In the UK, there are thousands of donkeys being cared for by charities; however, little is known about the reasons for relinquishment or their previous health status, with even less information available in published literature. Such information could help to identify factors contributing to poor equine welfare and guide the development of appropriate educational resources.
To describe the characteristics of the relinquished donkeys and to better understand the current preventative healthcare status of donkeys relinquished into The Donkey Sanctuary.
Cross‐sectional observational survey.
A total of 596 donkeys were admitted during a 30‐month period. Each had a health check at arrival; and previous management information was provided by the owner. Data were retrieved from The Donkey Sanctuary database, inputted into a specific Microsoft Access 2016 database then exported for analysis in IBM SPSS 19.0 for Windows®. Mules and ponies were excluded from the study.

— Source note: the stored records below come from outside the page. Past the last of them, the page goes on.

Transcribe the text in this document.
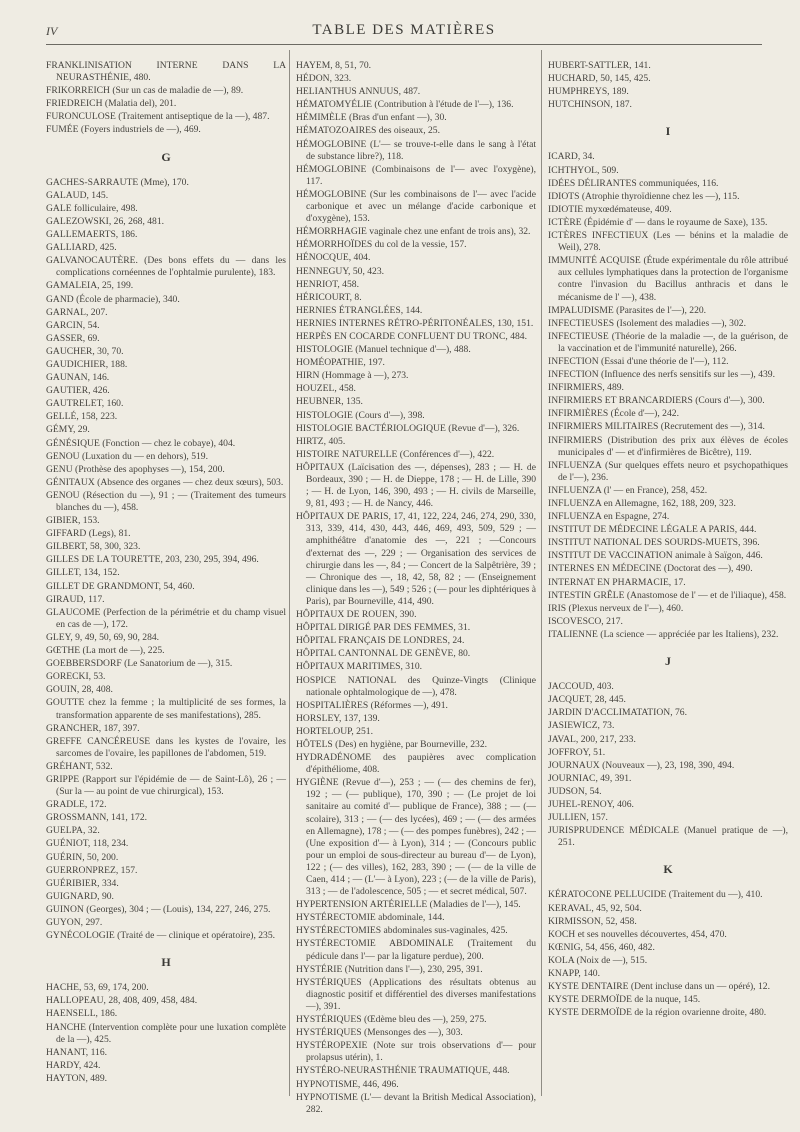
IV	TABLE DES MATIÈRES
FRANKLINISATION INTERNE DANS LA NEURASTHÉNIE, 480.
FRIKORREICH (Sur un cas de maladie de —), 89.
FRIEDREICH (Malatia del), 201.
FURONCULOSE (Traitement antiseptique de la —), 487.
FUMÉE (Foyers industriels de —), 469.
G
GACHES-SARRAUTE (Mme), 170.
GALAUD, 145.
GALE folliculaire, 498.
GALEZOWSKI, 26, 268, 481.
GALLEMAERTS, 186.
GALLIARD, 425.
GALVANOCAUTÈRE. (Des bons effets du — dans les complications cornéennes de l'ophtalmie purulente), 183.
GAMALEIA, 25, 199.
GAND (École de pharmacie), 340.
GARNAL, 207.
GARCIN, 54.
GASSER, 69.
GAUCHER, 30, 70.
GAUDICHIER, 188.
GAUNAN, 146.
GAUTIER, 426.
GAUTRELET, 160.
GELLÉ, 158, 223.
GÉMY, 29.
GÉNÉSIQUE (Fonction — chez le cobaye), 404.
GENOU (Luxation du — en dehors), 519.
GENU (Prothèse des apophyses —), 154, 200.
GÉNITAUX (Absence des organes — chez deux sœurs), 503.
GENOU (Résection du —), 91 ; — (Traitement des tumeurs blanches du —), 458.
GIBIER, 153.
GIFFARD (Legs), 81.
GILBERT, 58, 300, 323.
GILLES DE LA TOURETTE, 203, 230, 295, 394, 496.
GILLET, 134, 152.
GILLET DE GRANDMONT, 54, 460.
GIRAUD, 117.
GLAUCOME (Perfection de la périmétrie et du champ visuel en cas de —), 172.
GLEY, 9, 49, 50, 69, 90, 284.
GŒTHE (La mort de —), 225.
GOEBBERSDORF (Le Sanatorium de —), 315.
GORECKI, 53.
GOUIN, 28, 408.
GOUTTE chez la femme ; la multiplicité de ses formes, la transformation apparente de ses manifestations), 285.
GRANCHER, 187, 397.
GREFFE CANCÉREUSE dans les kystes de l'ovaire, les sarcomes de l'ovaire, les papillones de l'abdomen, 519.
GRÉHANT, 532.
GRIPPE (Rapport sur l'épidémie de — de Saint-Lô), 26 ; — (Sur la — au point de vue chirurgical), 153.
GRADLE, 172.
GROSSMANN, 141, 172.
GUELPA, 32.
GUÉNIOT, 118, 234.
GUÉRIN, 50, 200.
GUERRONPREZ, 157.
GUÉRIBIER, 334.
GUIGNARD, 90.
GUINON (Georges), 304 ; — (Louis), 134, 227, 246, 275.
GUYON, 297.
GYNÉCOLOGIE (Traité de — clinique et opératoire), 235.
H
HACHE, 53, 69, 174, 200.
HALLOPEAU, 28, 408, 409, 458, 484.
HAENSELL, 186.
HANCHE (Intervention complète pour une luxation complète de la —), 425.
HANANT, 116.
HARDY, 424.
HAYTON, 489.
HAYEM, 8, 51, 70.
HÉDON, 323.
HELIANTHUS ANNUUS, 487.
HÉMATOMYÉLIE (Contribution à l'étude de l'—), 136.
HÉMIMÈLE (Bras d'un enfant —), 30.
HÉMATOZOAIRES des oiseaux, 25.
HÉMOGLOBINE (L'— se trouve-t-elle dans le sang à l'état de substance libre?), 118.
HÉMOGLOBINE (Combinaisons de l'— avec l'oxygène), 117.
HÉMOGLOBINE (Sur les combinaisons de l'— avec l'acide carbonique et avec un mélange d'acide carbonique et d'oxygène), 153.
HÉMORRHAGIE vaginale chez une enfant de trois ans), 32.
HÉMORRHOÏDES du col de la vessie, 157.
HÉNOCQUE, 404.
HENNEGUY, 50, 423.
HENRIOT, 458.
HÉRICOURT, 8.
HERNIES ÉTRANGLÉES, 144.
HERNIES INTERNES RÉTRO-PÉRITONÉALES, 130, 151.
HERPÈS EN COCARDE CONFLUENT DU TRONC, 484.
HISTOLOGIE (Manuel technique d'—), 488.
HOMÉOPATHIE, 197.
HIRN (Hommage à —), 273.
HOUZEL, 458.
HEUBNER, 135.
HISTOLOGIE (Cours d'—), 398.
HISTOLOGIE BACTÉRIOLOGIQUE (Revue d'—), 326.
HIRTZ, 405.
HISTOIRE NATURELLE (Conférences d'—), 422.
HÔPITAUX (Laïcisation des —, dépenses), 283 ; — H. de Bordeaux, 390 ; — H. de Dieppe, 178 ; — H. de Lille, 390 ; — H. de Lyon, 146, 390, 493 ; — H. civils de Marseille, 9, 81, 493 ; — H. de Nancy, 446.
HÔPITAUX DE PARIS, 17, 41, 122, 224, 246, 274, 290, 330, 313, 339, 414, 430, 443, 446, 469, 493, 509, 529 ; —amphithéâtre d'anatomie des —, 221 ; —Concours d'externat des —, 229 ; — Organisation des services de chirurgie dans les —, 84 ; — Concert de la Salpêtrière, 39 ; — Chronique des —, 18, 42, 58, 82 ; — (Enseignement clinique dans les —), 549 ; 526 ; (— pour les diphtériques à Paris), par Bourneville, 414, 490.
HÔPITAUX DE ROUEN, 390.
HÔPITAL DIRIGÉ PAR DES FEMMES, 31.
HÔPITAL FRANÇAIS DE LONDRES, 24.
HÔPITAL CANTONNAL DE GENÈVE, 80.
HÔPITAUX MARITIMES, 310.
HOSPICE NATIONAL des Quinze-Vingts (Clinique nationale ophtalmologique de —), 478.
HOSPITALIÈRES (Réformes —), 491.
HORSLEY, 137, 139.
HORTELOUP, 251.
HÔTELS (Des) en hygiène, par Bourneville, 232.
HYDRADÉNOME des paupières avec complication d'épithéliome, 408.
HYGIÈNE (Revue d'—), 253 ; — (— des chemins de fer), 192 ; — (— publique), 170, 390 ; — (Le projet de loi sanitaire au comité d'— publique de France), 388 ; — (— scolaire), 313 ; — (— des lycées), 469 ; — (— des armées en Allemagne), 178 ; — (— des pompes funèbres), 242 ; — (Une exposition d'— à Lyon), 314 ; — (Concours public pour un emploi de sous-directeur au bureau d'— de Lyon), 122 ; (— des villes), 162, 283, 390 ; — (— de la ville de Caen, 414 ; — (L'— à Lyon), 223 ; (— de la ville de Paris), 313 ; — de l'adolescence, 505 ; — et secret médical, 507.
HYPERTENSION ARTÉRIELLE (Maladies de l'—), 145.
HYSTÉRECTOMIE abdominale, 144.
HYSTÉRECTOMIES abdominales sus-vaginales, 425.
HYSTÉRECTOMIE ABDOMINALE (Traitement du pédicule dans l'— par la ligature perdue), 200.
HYSTÉRIE (Nutrition dans l'—), 230, 295, 391.
HYSTÉRIQUES (Applications des résultats obtenus au diagnostic positif et différentiel des diverses manifestations —), 391.
HYSTÉRIQUES (Œdème bleu des —), 259, 275.
HYSTÉRIQUES (Mensonges des —), 303.
HYSTÉROPEXIE (Note sur trois observations d'— pour prolapsus utérin), 1.
HYSTÉRO-NEURASTHÉNIE TRAUMATIQUE, 448.
HYPNOTISME, 446, 496.
HYPNOTISME (L'— devant la British Medical Association), 282.
HUBERT-SATTLER, 141.
HUCHARD, 50, 145, 425.
HUMPHREYS, 189.
HUTCHINSON, 187.
I
ICARD, 34.
ICHTHYOL, 509.
IDÉES DÉLIRANTES communiquées, 116.
IDIOTS (Atrophie thyroïdienne chez les —), 115.
IDIOTIE myxœdémateuse, 409.
ICTÈRE (Épidémie d' — dans le royaume de Saxe), 135.
ICTÈRES INFECTIEUX (Les — bénins et la maladie de Weil), 278.
IMMUNITÉ ACQUISE (Étude expérimentale du rôle attribué aux cellules lymphatiques dans la protection de l'organisme contre l'invasion du Bacillus anthracis et dans le mécanisme de l' —), 438.
IMPALUDISME (Parasites de l'—), 220.
INFECTIEUSES (Isolement des maladies —), 302.
INFECTIEUSE (Théorie de la maladie —, de la guérison, de la vaccination et de l'immunité naturelle), 266.
INFECTION (Essai d'une théorie de l'—), 112.
INFECTION (Influence des nerfs sensitifs sur les —), 439.
INFIRMIERS, 489.
INFIRMIERS ET BRANCARDIERS (Cours d'—), 300.
INFIRMIÈRES (École d'—), 242.
INFIRMIERS MILITAIRES (Recrutement des —), 314.
INFIRMIERS (Distribution des prix aux élèves de écoles municipales d' — et d'infirmières de Bicêtre), 119.
INFLUENZA (Sur quelques effets neuro et psychopathiques de l'—), 236.
INFLUENZA (l' — en France), 258, 452.
INFLUENZA en Allemagne, 162, 188, 209, 323.
INFLUENZA en Espagne, 274.
INSTITUT DE MÉDECINE LÉGALE A PARIS, 444.
INSTITUT NATIONAL DES SOURDS-MUETS, 396.
INSTITUT DE VACCINATION animale à Saïgon, 446.
INTERNES EN MÉDECINE (Doctorat des —), 490.
INTERNAT EN PHARMACIE, 17.
INTESTIN GRÊLE (Anastomose de l' — et de l'iliaque), 458.
IRIS (Plexus nerveux de l'—), 460.
ISCOVESCO, 217.
ITALIENNE (La science — appréciée par les Italiens), 232.
J
JACCOUD, 403.
JACQUET, 28, 445.
JARDIN D'ACCLIMATATION, 76.
JASIEWICZ, 73.
JAVAL, 200, 217, 233.
JOFFROY, 51.
JOURNAUX (Nouveaux —), 23, 198, 390, 494.
JOURNIAC, 49, 391.
JUDSON, 54.
JUHEL-RENOY, 406.
JULLIEN, 157.
JURISPRUDENCE MÉDICALE (Manuel pratique de —), 251.
K
KÉRATOCONE PELLUCIDE (Traitement du —), 410.
KERAVAL, 45, 92, 504.
KIRMISSON, 52, 458.
KOCH et ses nouvelles découvertes, 454, 470.
KŒNIG, 54, 456, 460, 482.
KOLA (Noix de —), 515.
KNAPP, 140.
KYSTE DENTAIRE (Dent incluse dans un — opéré), 12.
KYSTE DERMOÏDE de la nuque, 145.
KYSTE DERMOÏDE de la région ovarienne droite, 480.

Many donkeys arrived without a valid passport (32.3%) or microchip (49.7%). Only 23.2% were fully protected against influenza and tetanus and 21.0% of the donkeys had no previous anthelmintic treatment history. Geriatric donkeys often suffered from moderate to severe dental disease in need of advanced treatment, and 43.9% had received no dental treatment within the last year. Overall 26.3% of donkeys were classed as overweight and 8.6% were obese. The median time since the last hoof trim was 10 weeks.
The health status of the studied donkeys may have been affected by the reasons for relinquishment, and associations require further investigation.
This study highlights the need for improving preventative healthcare in donkeys to ensure better welfare within the population.